Никите не нравится, как она говорит это, в словах ее он слышит избыток печали, излишек тревоги и как будто зависть.

Горбун молча смотрит в окно, в мокром воздухе качаются лапы сосен, сбрасывают с зеленых игол ртутные капли дождя. Это он посадил сосны; все деревья вокруг дома посажены его руками...

Входит Петр, угрюмый и усталый.

— Чай пить пора, Наталья.

— Рано еще.

— Пора, говорю! — кричит он, а когда жена уходит, садится на ее место и тоже ворчит, жалуясь:

— Взвалил отец на мои плечи всю эту машину. Верчусь колесом, а куда еду — не знаю. Если у меня не так идет, как надо, — задаст он мне...

Никита мягко и осторожно говорит ему об Алексее, о девице Орловой, но брат отмахивается рукою, видимо, не вслушавшись в его слова.

— Нет у меня времени девками любоваться! Я и жену только ночами сквозь сон вижу, а днем слеп, как сыч. Глупости у тебя на уме...

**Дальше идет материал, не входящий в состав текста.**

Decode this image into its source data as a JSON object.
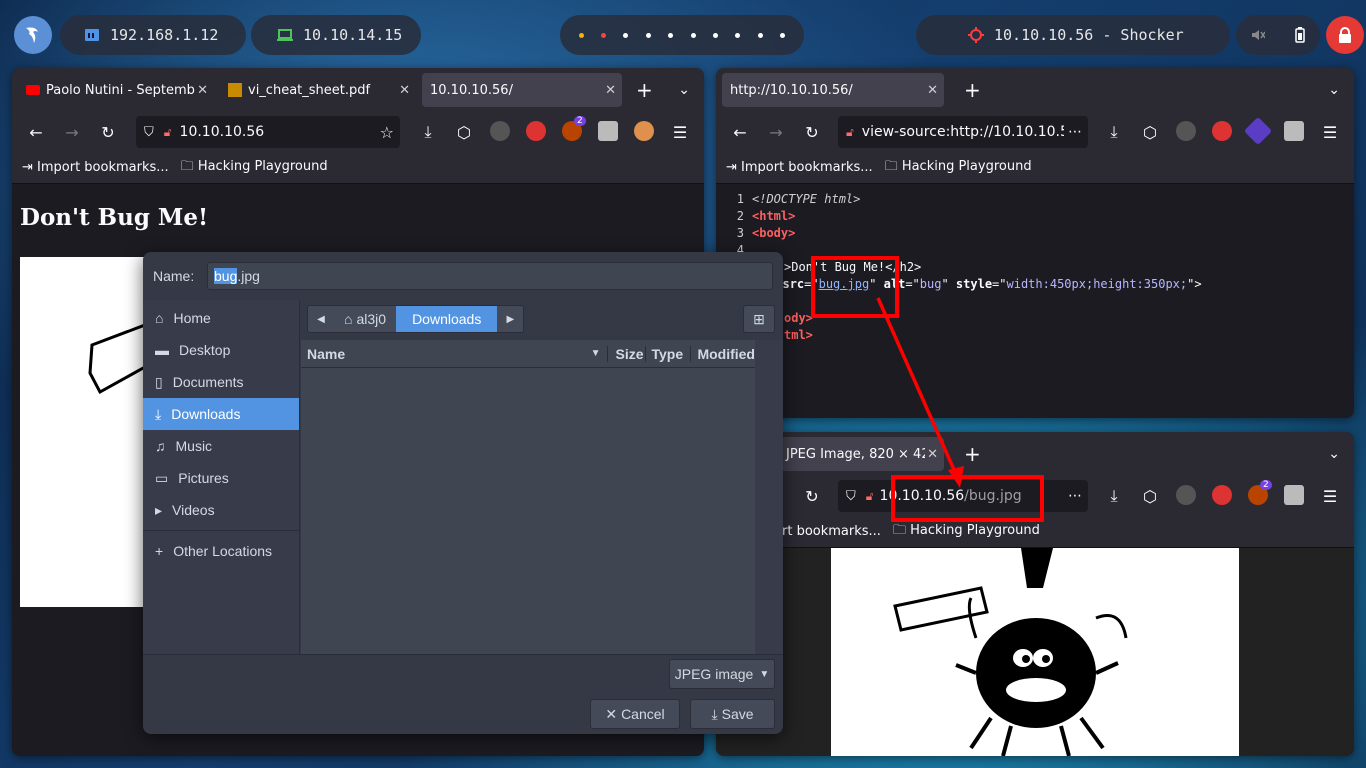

И, дергая себя за ухо, он говорит осторожно:

— Не наше бы это дело, фабрика. Нам бы лучше податься в степи, купить там землю, крестьянствовать. Шума-то было бы меньше, а толку-больше...

Илья Артамонов возвратился домой веселый, помолодевший, он подстриг бороду, еще шире развернул плечи, глаза его светились ярче, и весь он стал точно заново перекованный плуг. Барином развалясь на диване, он говорил:

— Дела наши должны идти, как солдаты. Работы вам, и детям вашим, и внукам довольно будет. На триста лет. Большое украшение хозяйства земли должно изойти от нас, Артамоновых!

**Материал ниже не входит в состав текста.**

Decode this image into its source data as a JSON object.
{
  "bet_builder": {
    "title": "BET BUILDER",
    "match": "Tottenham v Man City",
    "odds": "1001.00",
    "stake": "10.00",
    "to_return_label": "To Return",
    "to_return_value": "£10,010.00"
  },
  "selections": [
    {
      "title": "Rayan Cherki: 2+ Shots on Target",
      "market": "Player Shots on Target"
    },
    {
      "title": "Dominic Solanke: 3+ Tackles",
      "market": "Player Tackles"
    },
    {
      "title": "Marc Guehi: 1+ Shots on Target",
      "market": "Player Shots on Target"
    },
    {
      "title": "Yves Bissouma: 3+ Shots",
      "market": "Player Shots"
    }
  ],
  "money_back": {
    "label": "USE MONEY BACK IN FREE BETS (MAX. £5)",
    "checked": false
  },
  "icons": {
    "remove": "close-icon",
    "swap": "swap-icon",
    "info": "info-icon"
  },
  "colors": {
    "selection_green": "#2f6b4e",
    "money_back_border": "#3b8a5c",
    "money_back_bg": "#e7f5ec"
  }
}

Пощупал глазами сноху и закричал:

— Пухнешь, Наталья? Родишь мальчишку-хороший подарок сделаю.

Вечером, собираясь спать, Наталья сказала мужу:

— Хорош батюшка, когда веселый.

Муж, искоса взглянув на нее, неласково отозвался:

— Еще бы не хорош, подарок обещал.

Но недели через две-три Артамонов притих, задумался; Наталья спросила Никиту:

— На что батюшка сердится?

— Не знаю. Его не поймешь.

В тот же вечер, за чаем, Алексей вдруг сказал отчетливо и громко:

— Батюшка, — отдай меня в солдаты.

— К-куда? — заикнувшись, спросил Илья.

— Не хочу я жить здесь...

— Ступайте вон! — приказал Артамонов детям, но когда и Алексей пошел к двери, он крикнул ему:

— Стой, Олешка!

Он долго рассматривал парня, держа руки за спиною, шевеля бровями, потом сказал:

— А я думал: вот у меня орел!

— Не приживусь я тут.

— Врешь. Место твое — здесь. Мать твоя отдала мне тебя в мою волю, — иди!

Алексей шагнул, точно связанный, но дядя схватил его за плечо:

— Не так бы надо говорить с тобой, — со мной отец кулаком говорил. Иди.

И, еще раз окрикнув его, внушительно добавил:

— Тебе — большим человеком быть, понял? Чтобы впредь я от тебя никакого визгу не слыхал...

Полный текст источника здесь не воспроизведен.